Abstract
This research seeks to extend the process of novel therapeutic gene target discovery for the treatment of Alzheimer’s disease (AD). Gene-gene and gene-pathway annotation tools as well as human analysis are used to explore likely connections between potential gene targets and biochemical mechanisms of AD and associated genes. Rule-based annotation systems, such as GeneRanker, can be applied to the continuously growing volume of literature to extract relevant gene lists. The subsequent challenge is to abstract biological significance from associated genes to aid in discovery of novel therapeutic gene targets. Automatic annotation of genes deemed significant by data-driven assays and knowledge-driven analysis is limited. Therefore, human analysis is still crucial to exploring novel gene targets and new disease models. This research illustrates a method of analysis of an extracted gene list which lead to the discovery of KNG1 as a possible therapeutic target, suggests a connection between inflammation and AD pathogenesis.
Introduction
Alzheimer’s disease (AD) is a neurodegenerative disease that causes progressive decline in cognitive functions and impairment of memory. In 2013, AD affects an estimated 5.2 million Americans, and costs of care to the country are projected to reach $203 billion (1). There is no method to prevent, suspend or reverse disease progression; as a result prevalence of AD in the United States is expected to continue its increasing trend. Given its impact on public health, current efforts in AD research are focused on finding as many of the genetic and molecular bases of the disease for the purpose of eventual treatment. Genome-wide association studies (GWAS) have identified novel genetic variants associated with AD (2, 3). But conventional GWAS approaches may not be able to detect some genetic variation or gene-gene interactions (4). This study in particular seeks to extend the process of novel therapeutic gene target discovery.

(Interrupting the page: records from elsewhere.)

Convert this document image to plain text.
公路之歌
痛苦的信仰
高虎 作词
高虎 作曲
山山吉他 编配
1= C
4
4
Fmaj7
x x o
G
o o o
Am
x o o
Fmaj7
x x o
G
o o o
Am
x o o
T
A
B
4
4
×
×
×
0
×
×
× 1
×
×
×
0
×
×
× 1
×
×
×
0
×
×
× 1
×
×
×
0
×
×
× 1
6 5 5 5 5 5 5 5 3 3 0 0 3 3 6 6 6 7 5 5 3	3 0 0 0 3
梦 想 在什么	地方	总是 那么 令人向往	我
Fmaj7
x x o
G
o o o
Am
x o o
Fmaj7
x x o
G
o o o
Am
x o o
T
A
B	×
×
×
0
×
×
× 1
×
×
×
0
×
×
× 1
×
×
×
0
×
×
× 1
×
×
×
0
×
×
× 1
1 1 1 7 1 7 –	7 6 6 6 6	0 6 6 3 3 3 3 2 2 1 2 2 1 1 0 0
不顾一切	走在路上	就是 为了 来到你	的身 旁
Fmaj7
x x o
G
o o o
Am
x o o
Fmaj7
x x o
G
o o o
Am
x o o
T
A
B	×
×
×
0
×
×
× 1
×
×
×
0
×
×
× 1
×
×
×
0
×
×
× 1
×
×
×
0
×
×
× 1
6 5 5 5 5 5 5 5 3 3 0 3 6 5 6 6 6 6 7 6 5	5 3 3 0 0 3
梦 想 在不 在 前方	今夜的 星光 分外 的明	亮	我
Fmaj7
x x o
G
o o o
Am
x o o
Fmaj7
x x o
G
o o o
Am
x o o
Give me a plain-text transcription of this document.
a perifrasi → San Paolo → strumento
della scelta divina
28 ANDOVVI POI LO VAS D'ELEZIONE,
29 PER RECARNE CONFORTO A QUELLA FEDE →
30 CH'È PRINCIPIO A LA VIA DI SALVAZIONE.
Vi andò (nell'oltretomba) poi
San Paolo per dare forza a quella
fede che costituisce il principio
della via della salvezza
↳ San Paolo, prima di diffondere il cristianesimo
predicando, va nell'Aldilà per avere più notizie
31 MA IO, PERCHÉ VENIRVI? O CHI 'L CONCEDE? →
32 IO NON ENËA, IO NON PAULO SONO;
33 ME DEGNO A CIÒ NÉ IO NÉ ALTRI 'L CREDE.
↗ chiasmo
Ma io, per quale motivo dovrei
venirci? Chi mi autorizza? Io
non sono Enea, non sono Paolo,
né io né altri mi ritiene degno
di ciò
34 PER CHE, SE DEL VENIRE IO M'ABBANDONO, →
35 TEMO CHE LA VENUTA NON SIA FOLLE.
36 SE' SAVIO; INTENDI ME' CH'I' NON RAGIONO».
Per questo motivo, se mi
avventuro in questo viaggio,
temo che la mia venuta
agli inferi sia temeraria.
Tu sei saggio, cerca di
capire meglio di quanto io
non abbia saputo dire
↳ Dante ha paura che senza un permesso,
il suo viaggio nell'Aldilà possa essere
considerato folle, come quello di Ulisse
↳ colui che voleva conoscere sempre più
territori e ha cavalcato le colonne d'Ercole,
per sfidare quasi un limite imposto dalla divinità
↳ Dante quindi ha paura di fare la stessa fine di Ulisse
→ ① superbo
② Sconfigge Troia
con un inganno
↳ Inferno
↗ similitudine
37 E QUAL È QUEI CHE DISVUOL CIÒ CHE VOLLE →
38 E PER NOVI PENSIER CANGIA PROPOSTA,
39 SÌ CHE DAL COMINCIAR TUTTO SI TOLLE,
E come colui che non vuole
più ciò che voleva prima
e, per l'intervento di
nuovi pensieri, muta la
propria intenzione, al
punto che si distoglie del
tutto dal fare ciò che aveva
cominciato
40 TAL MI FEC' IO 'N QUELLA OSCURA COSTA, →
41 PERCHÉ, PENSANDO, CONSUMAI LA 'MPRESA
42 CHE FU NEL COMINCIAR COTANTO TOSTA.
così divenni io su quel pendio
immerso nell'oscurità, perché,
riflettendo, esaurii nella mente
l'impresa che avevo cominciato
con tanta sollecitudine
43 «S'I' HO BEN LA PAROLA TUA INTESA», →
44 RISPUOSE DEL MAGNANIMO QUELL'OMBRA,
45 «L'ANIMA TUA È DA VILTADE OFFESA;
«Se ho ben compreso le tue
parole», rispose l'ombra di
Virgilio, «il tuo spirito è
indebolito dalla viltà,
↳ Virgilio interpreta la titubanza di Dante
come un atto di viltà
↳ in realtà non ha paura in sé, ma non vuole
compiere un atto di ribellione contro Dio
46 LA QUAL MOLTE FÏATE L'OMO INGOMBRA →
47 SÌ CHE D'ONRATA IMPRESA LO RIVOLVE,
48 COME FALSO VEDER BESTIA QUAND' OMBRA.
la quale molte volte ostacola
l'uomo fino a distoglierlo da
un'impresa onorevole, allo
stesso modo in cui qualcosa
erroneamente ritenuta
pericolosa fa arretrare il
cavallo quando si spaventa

Published literature is a rich source of genomic information, but the volume of published literature is too large for a biomedical researcher, or group of researchers, to remain up-to-date. Where biomedical researchers may use molecular assays to identify a set of disease-associated genes or genes of interest, biomedical text-mining researchers use integrative gene annotation methods to produce an expanded network of genes associated with a disease. The amount of genes deemed significant from automatic data-driven (large-throughput) assays and knowledge-driven analysis is currently limited. Thus, human analysis is still crucial to exploring novel gene targets and new disease models.
In order to accomplish this, previously manually curated GWAS data related to AD are used as a seed set for the automatic detection of novel and potentially relevant gene targets contained within the literature. Using the results of these experiments, automatic analysis methods more robust than basic statistical methods were employed to extract meaningful genomic relationships. Such work can aid in discovery of novel therapeutic gene targets by informing bench researchers of AD-relevant genes that may be worthy of further investigation or provide evidence to support current hypotheses. It can also be used by biomedical text-mining researchers to guide development of an automated tool that incorporates gene-pathway associations to facilitate understanding of a large gene list, filtering for relevance to research interests, and discovery of novel gene-disease associations via pathway analysis.
Methods
Gene list from AlzGene.org database, which is an actively maintained field synopsis of genetic association studies in Alzheimer’s disease, defined the gold standard curated gene list—AlzGene623. AlzGene623 is composed of 623 genes collected from the AlzGene.org database (5). The second seed list named GwasList consists of 547 unique genes from a list of significant SNPs from a GWAS study completed by a collaborating biomedical researcher. The third seed list, SearchByAD, consists of 742 genes and is a product of GeneRanker’s gene-disease annotation function.
GeneRanker is an automated gene prioritization tool developed by the Diego lab at Arizona State University to aid biomedical researchers in the discovery of novel gene therapeutic targets. GeneRanker’s integrative method examined gene-gene annotations to expand on each seed gene list, resulting in an enriched gene list. It has been evaluated in the context of brain cancer research and atherosclerosis (6, 7). GeneRanker’s computational method combines data extracted from the literature and from curated sources, such as Genetic Association Database and NCBI Gene database.
The four uniquely-developed seed lists were entered into GeneRanker. Each provided a subsequent enriched gene list after gene-gene annotations were examined through an integrative method. Table 1 provides a tabular comparison of the seed lists to show the number of overlapping genes between lists. Combined, the seed lists comprise 1523 unique genes (SeedGenes).
Table 1.
Comparison of the three seed lists. Table gives the number of overlapping (shared) genes between two seed lists.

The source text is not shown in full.